Stories · Stiff and Prickly
Smoky Brown Plaid
Autumn in a glass, in a country without autumn.
Brown-butter-washed bourbon whisky, Islay whisky, dry vermouth, maple syrup.
In a country that did not have an autumn, Caleb Roe had built himself one. He had gone up into the hills above the rubber estates when he was thirty-one, in the year his wife died, and he had built a cabin of seasoned hardwood on a ridge where the wind came up the valley in the late afternoon and smelled, if a man stood still and let it come to him, of cold leaves and woodsmoke and the rusted iron of things left out in weather. There was no cold here. There was only the wet heat of the lowlands and the slightly less wet heat of the hills. But Caleb Roe had built his autumn, and he lived in it.
He wore the same jacket for nineteen years. It had been brown wool when his wife had bought it for him in a shop on Robinson Road, the year they were married, and at the end of nineteen years it was the colour of the smoke from his fire and of nothing else. The wool had thinned at the elbows. The pockets had been mended and mended again. He wore it in the heat of the afternoon and he wore it in the cool of the night and he wore it down the path to the town once a year in October, when the rains had eased and the road was firm, to buy salt and flour and a bottle of whisky.
The whisky he bought was a peated whisky from an island he had never seen and would never see, blended by a Tamil merchant on Serangoon Road with a quieter spirit from the American south, finished, the merchant said, in a barrel that had held maple syrup. Caleb Roe did not know whether to believe this. He bought the bottle anyway. It tasted of brown butter and of leaves burning a long way off and of a sweetness that came in at the end and did not stay. He drank one finger of it each evening of the year, on the porch of his cabin, and the bottle lasted him almost exactly until the next October.
He did not speak in town to anyone he did not have to. He paid the merchant. He paid the man at the salt store. He nodded to the priest, who was a Portuguese from Malacca and who had once tried, ten years before, to bring Caleb Roe back to the church, and who now only nodded back. He did not stay overnight. He walked back up the road in the long red dusk with his pack on his shoulder, and the dogs of the town watched him go and did not follow.
The town speculated. It had been speculating about him for nineteen years. The clerks said he was hiding from a debt in another country. The wives said he had killed a man. The children said he was a sorcerer and lived with a tiger that came when he whistled. The priest, who knew the most because he had spoken to Caleb Roe twice and at length, said nothing, because what he knew was not interesting and would have disappointed everyone.
Caleb Roe was not hiding. He was not hunting. He was not holy. He had been married seven years to a woman named Margaret who had laughed in a particular way at the small failures of the day, and she had died of a fever in the September after their seventh anniversary, and he had come up into the hills the following month and had built a place where he could be alone with the way the late afternoon felt on the back of his neck.

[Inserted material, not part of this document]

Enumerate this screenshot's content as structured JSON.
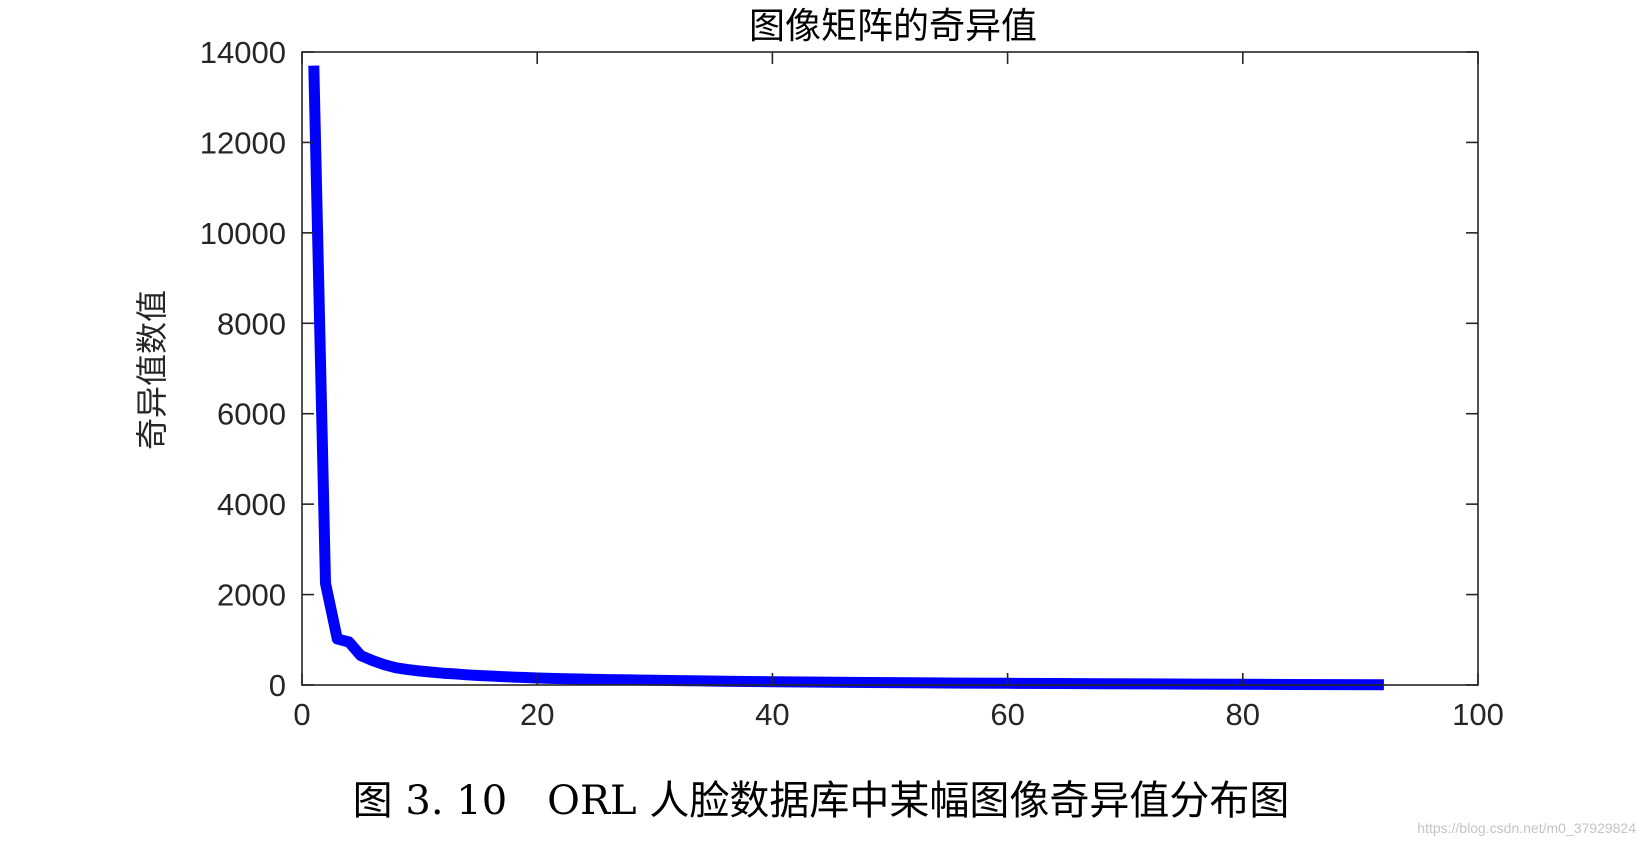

He had decided, on the night of the funeral, that he preferred his own company to the company of people who were not Margaret, and he had not had cause in the nineteen years since to revise the decision.
The town never understood this. The town had never tried it. The town went on speculating, and Caleb Roe went on coming down once a year, and the jacket went on darkening, until the year he did not come at all, and the merchant on Serangoon Road put the unsold bottle back on the shelf and asked, of no one in particular, whether the old man on the ridge had finally got his autumn.